According to information from VIS Rating, in June 2025, the issuance value of corporate bonds reached VND94 trillion, up 36% compared to the previous month and the highest level since 2022. Notably, all issues in the month are issued individually, showing that businesses are continuing to take advantage of this capital mobilization channel to supplement cash flow.
Total outstanding corporate bond debt in the market by the end of June reached VND1,366 trillion, up 2.7% compared to May. In the secondary market, liquidity remained stable with an average trading value of VND5.9 trillion per day, up slightly by 2% compared to the previous month. The average maturity yield of bank bonds with credit records is from the average level and above and the 6-year term increases by 290 basis points.

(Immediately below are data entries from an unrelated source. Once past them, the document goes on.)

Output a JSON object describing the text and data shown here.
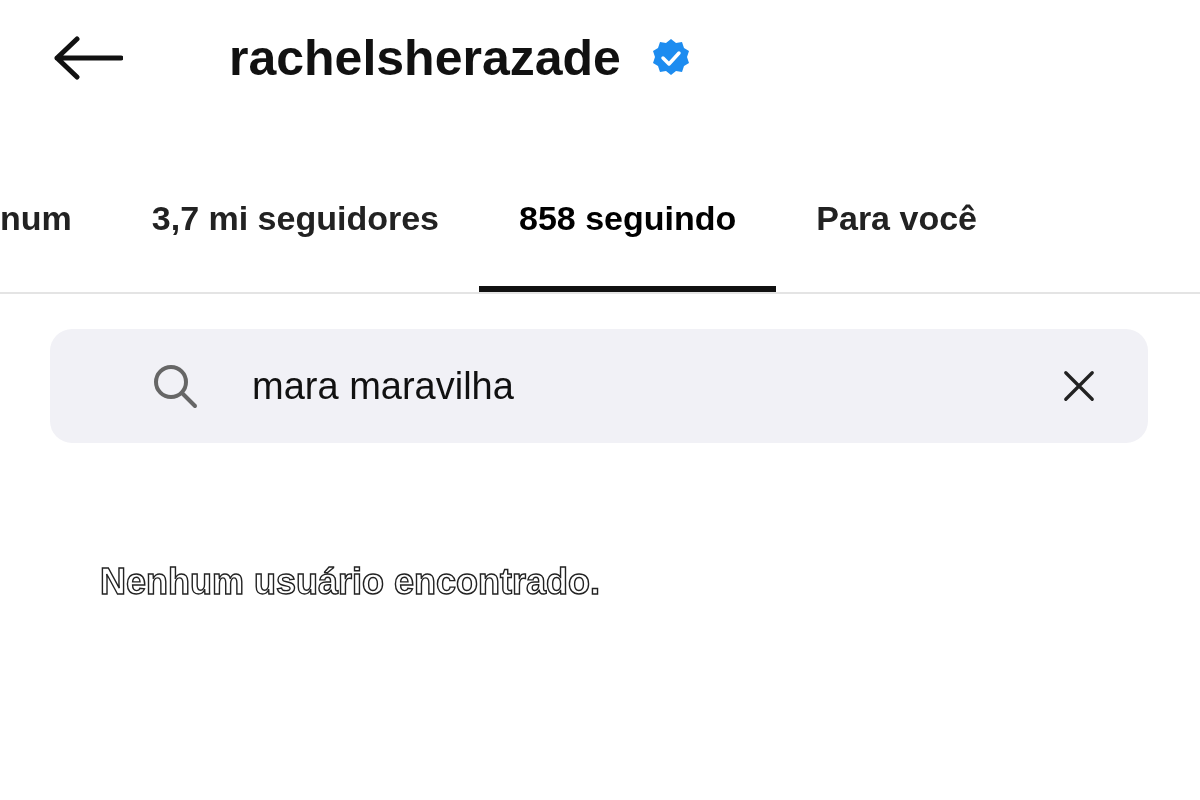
{
  "header": {
    "title": "rachelsherazade",
    "verified": true
  },
  "tabs": [
    {
      "label": "num",
      "selected": false
    },
    {
      "label": "3,7 mi seguidores",
      "selected": false
    },
    {
      "label": "858 seguindo",
      "selected": true
    },
    {
      "label": "Para você",
      "selected": false
    }
  ],
  "search": {
    "value": "mara maravilha"
  },
  "message": "Nenhum usuário encontrado."
}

In terms of risks, June only recorded 4 more bonds with initial late payment codes, including 2 codes with late interest payment and 2 codes with late principal payment. VIS Rating assessed this as a positive signal in the context of the great maturity pressure still waiting ahead.
A bright spot is the handling of late-payment bonds related to Van Thinh Phat group.On June 25, 2025, the Ho Chi Minh City Civil Judgment Enforcement Department paid more than VND 7 trillion (equivalent to 24.81% of face value) to more than 40,000 investors holding 25 bond codes of 4 enterprises in this group.
As a result, the rate of late principal recovery in the whole market increased to 34.1%, compared to 31.8% in the previous month.
The risk still exists for weak credit groups
Although the market is showing many positive signs, VIS Rating warns that maturity pressure still exists. In the next 12 months, there will be about 222 trillion VND of maturing bonds, of which 44% of issuers have credit rating at the "Weak" level or lower.
Notably, 92 bond lots with a total value of VND 50 trillion have been extended for a maximum of 2 years or less under Decree 08/2023/ND-CP, mainly to reduce short-term payment pressure. In July 2025 alone, there will be 35 maturing bonds, of which 22 stocks are in the weak credit group and 8 stocks have fallen into a state of late payment.
According to Mr. Dinh Quang Hinh - Head of Vimic and Market Strategy, VnDirect Securities Company - the risks of late payment still need to be closely monitored, especially in the real estate group: "There will still be risks related to businesses being late in paying principal and interest on bonds, focusing on the real estate sector - which is under great pressure on cash flow. This is a risk factor that the corporate bond market needs to continue to closely monitor this year.
He said that to support the market's sustainable recovery, management agencies need to continue to remove difficulties for issuing enterprises, thereby contributing to the development of the capital market in a more balanced way.
In recent years, we have relied heavily on the money market, specifically bank credit. This creates great pressure on monetary policy in the current context, said Mr. Hinh.
From another perspective, Mr. Nguyen Duc Nhan - Director of the Business Center, Mirae Asset Hoan Kiem Securities Company - said that the market still has a positive outlook in the third quarter if the enterprise maintains transparency and has a suitable overcoming difficulties strategy.
"Bond pressure is real, but for businesses with prospects and transparency, extending the repayment period is necessary to overcome temporary difficulties. This does not lose the confidence of investors if it is implemented transparently and with a clear roadmap, Mr. Nhan shared.
According to him, the bond market can still look forward to a positive third quarter, although there are many factors to monitor, especially the outlook for corporate finance and support policies from management agencies.